I had the best night last night!
My good friend and co-worker Joey invited Zoe and I to go dinner with him and some friends at Lips, a restaurant that features a drag show and servers in drag. I had never been there, but Joey is an absolute riot and I’ll go anywhere he asks me. Plus he used to work there as “Paulina” so you know we were gonna get hooked up with some free booze and a good table.
The lovely Paulina:
Lips is uptown on 56th Street and the cab ride was lovely, because New York City, especially in that area, looks beautiful in December. Everything is covered in lights, the trees and windows, there are giant Christmas trees everywhere and you feel as if you are in a movie. I tried to find a picture for you and just wasted another half an hour noodling around on the internets, although I did find this brilliant blog: Welsh Alien in New York. Once I am done procrastinating on book writing by posting this blog, I’ll procrastinate by reading some of her older posts.
Anyway, back to us: Paulina joined us for dinner in a very sexy little black number and we had an absolute blast. First, the place is GORGEOUS. Pink leopard walls, giant crystal shoe chandeliers. Totally something out of La Cage aux Folles. New York is so funny like that. I do the same things and see the same places over and over when there are a million different interesting places and people available at any time. I love my comfort zone but I also love discovering new comfort zones, especially if they involve drag queens and food.
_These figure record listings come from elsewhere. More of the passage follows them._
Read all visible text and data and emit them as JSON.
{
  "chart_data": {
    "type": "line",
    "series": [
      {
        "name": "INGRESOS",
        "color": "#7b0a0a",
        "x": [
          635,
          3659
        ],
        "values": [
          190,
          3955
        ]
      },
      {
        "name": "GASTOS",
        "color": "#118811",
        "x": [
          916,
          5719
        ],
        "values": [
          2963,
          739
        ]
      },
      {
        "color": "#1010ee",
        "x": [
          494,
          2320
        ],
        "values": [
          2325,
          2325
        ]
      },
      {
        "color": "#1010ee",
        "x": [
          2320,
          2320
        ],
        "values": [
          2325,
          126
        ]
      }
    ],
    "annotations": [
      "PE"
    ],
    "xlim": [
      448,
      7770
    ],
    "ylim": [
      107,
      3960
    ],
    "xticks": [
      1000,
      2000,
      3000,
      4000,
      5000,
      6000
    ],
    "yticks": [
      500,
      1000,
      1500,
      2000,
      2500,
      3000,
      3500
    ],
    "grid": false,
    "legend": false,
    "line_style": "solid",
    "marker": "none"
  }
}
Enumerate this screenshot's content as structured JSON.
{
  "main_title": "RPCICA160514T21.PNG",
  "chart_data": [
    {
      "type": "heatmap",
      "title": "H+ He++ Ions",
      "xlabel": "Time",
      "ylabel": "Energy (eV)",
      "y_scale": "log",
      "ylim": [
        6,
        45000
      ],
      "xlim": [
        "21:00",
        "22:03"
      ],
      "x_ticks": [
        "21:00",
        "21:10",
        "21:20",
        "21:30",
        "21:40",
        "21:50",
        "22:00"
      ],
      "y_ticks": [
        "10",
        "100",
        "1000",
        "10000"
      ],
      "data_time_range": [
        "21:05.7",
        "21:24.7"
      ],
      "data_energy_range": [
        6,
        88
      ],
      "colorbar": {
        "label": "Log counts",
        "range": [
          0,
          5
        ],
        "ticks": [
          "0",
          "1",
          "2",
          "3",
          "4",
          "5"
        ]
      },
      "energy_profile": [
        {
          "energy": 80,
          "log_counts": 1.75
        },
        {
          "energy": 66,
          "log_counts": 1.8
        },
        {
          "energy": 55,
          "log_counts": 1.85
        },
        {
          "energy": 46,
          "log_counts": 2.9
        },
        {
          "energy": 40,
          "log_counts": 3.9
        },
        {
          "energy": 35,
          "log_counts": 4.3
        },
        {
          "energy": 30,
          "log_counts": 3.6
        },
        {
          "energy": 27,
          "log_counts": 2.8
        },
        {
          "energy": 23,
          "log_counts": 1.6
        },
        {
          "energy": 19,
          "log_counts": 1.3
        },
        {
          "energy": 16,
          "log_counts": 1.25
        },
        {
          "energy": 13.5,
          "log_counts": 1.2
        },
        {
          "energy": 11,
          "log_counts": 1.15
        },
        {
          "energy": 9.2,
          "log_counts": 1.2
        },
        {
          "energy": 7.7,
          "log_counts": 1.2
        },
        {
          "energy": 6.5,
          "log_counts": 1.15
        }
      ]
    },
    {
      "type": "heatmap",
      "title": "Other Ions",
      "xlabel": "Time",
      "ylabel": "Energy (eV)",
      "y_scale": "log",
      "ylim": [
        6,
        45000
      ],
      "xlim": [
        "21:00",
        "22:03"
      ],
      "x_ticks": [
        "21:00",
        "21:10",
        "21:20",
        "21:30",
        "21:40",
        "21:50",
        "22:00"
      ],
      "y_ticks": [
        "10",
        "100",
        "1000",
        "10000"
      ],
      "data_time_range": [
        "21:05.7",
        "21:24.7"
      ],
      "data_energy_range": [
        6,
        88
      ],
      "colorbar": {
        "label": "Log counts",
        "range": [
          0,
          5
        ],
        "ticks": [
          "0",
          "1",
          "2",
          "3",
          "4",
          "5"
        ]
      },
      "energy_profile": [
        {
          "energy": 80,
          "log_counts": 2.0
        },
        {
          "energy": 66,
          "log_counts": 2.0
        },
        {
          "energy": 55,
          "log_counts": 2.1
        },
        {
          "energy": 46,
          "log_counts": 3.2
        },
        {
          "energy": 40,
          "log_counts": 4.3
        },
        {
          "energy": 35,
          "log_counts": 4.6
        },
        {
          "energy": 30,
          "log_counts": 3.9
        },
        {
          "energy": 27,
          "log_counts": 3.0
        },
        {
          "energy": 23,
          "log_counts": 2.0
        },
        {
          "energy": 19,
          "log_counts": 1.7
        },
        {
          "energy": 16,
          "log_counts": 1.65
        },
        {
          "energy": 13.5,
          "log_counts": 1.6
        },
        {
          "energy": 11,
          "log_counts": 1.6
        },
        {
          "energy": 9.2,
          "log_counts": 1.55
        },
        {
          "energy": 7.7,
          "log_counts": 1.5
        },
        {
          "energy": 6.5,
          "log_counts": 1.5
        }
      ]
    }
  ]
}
We pigged out and watched a series of lip synch performance, including one that featured a killer headdress for a Half Breed Cher! I just kept thinking, how do you get that thing in a cab at night?
And me being the rock and roll equivalent of Lucille Ball, I was quickly dragged onstage by a very talented Joan Rivers impersonator for a sort of humiliating and random runway contest designed to entertain and involve all the bachelorettes and birthday girls in the room. Thank God I had a couple in me prior. I have no problem shouting into a microphone, but walking back and forth trying to look cute is not really my forte.
Alas, I did not win. It was a three way tie between a crazy lesbian in rhinestone cowgirl gear, a woman celebrating her 50th birthday, and a very attractive older black gentleman who wanted to do runway with me, but was unceremoniously shoved back in line by Joan.
It really was fun. And afterward Joan told me that I was gorgeous and looked like a cross between Cher and Dita Von Teese, so you know THAT made my night. Then a group of wasted college kids piled up on our table, because it was closer to the stage, and Paulina almost got in a fistfight with one of them because they wouldn’t leave. She stood up and did some head-weaving and earring removal while I clapped and shouted, “VIOLENCE! VIOLENCE!” like we were all in Who’s Afraid of Virginia Woolf (as seen below around the 5:00 mark). Dignified to the end.
Luckily the fabulous staff came running and dragged said teenagers back to their rightful place and we retired to the bar where the delightful Frankie Cocktail compared tattoos with Zoe, including one she got during a stint in the Navy.
Zoe, me, Paulina:
After dinner Zoe and I raced to the Best Buy Theater to meet up with Michael Alago at the Life of Agony show. We were extremely late and missed the entire show; Michael had to run out from backstage to get us in the door. As we stood there fussing with the door personnel one mook (of which there are many at a Life of Agony concert) said, “Look at the old whores.” So there went my lovely Dita/Cher compliment! But then two seconds later another meathead grabbed my ass. Ah, one minute you’re on top of the world, the next at the bottom of the heap, only to be flung back up again by a hammy, grubby paw.
Michael ushered us backstage and I met the absolutely lovely Keith Caputo. He was so warm and gracious, and I’m psyched because we’ll both be reading at Zoe’s Ho Ho Ho Holiday Party on Sunday. I can’t wait to hear what he has to say.
Michael yelled at our handsome friend Alex Dementia for never putting out: “Whaddya think we bring you out for, conversation?” Then as we were leaving he very generously took a portrait of me with his phone. I look a bit older than I’d like in the photo but I love it nonetheless.
Zoe and I retired to Manitoba’s, the bar owned by her and her husband Handsome Dick Manitoba, where we finished off the night with a couple shots of tequila. We tottered to a cab and home, and though my head aches today, I can honestly say the night was well worth the hangover.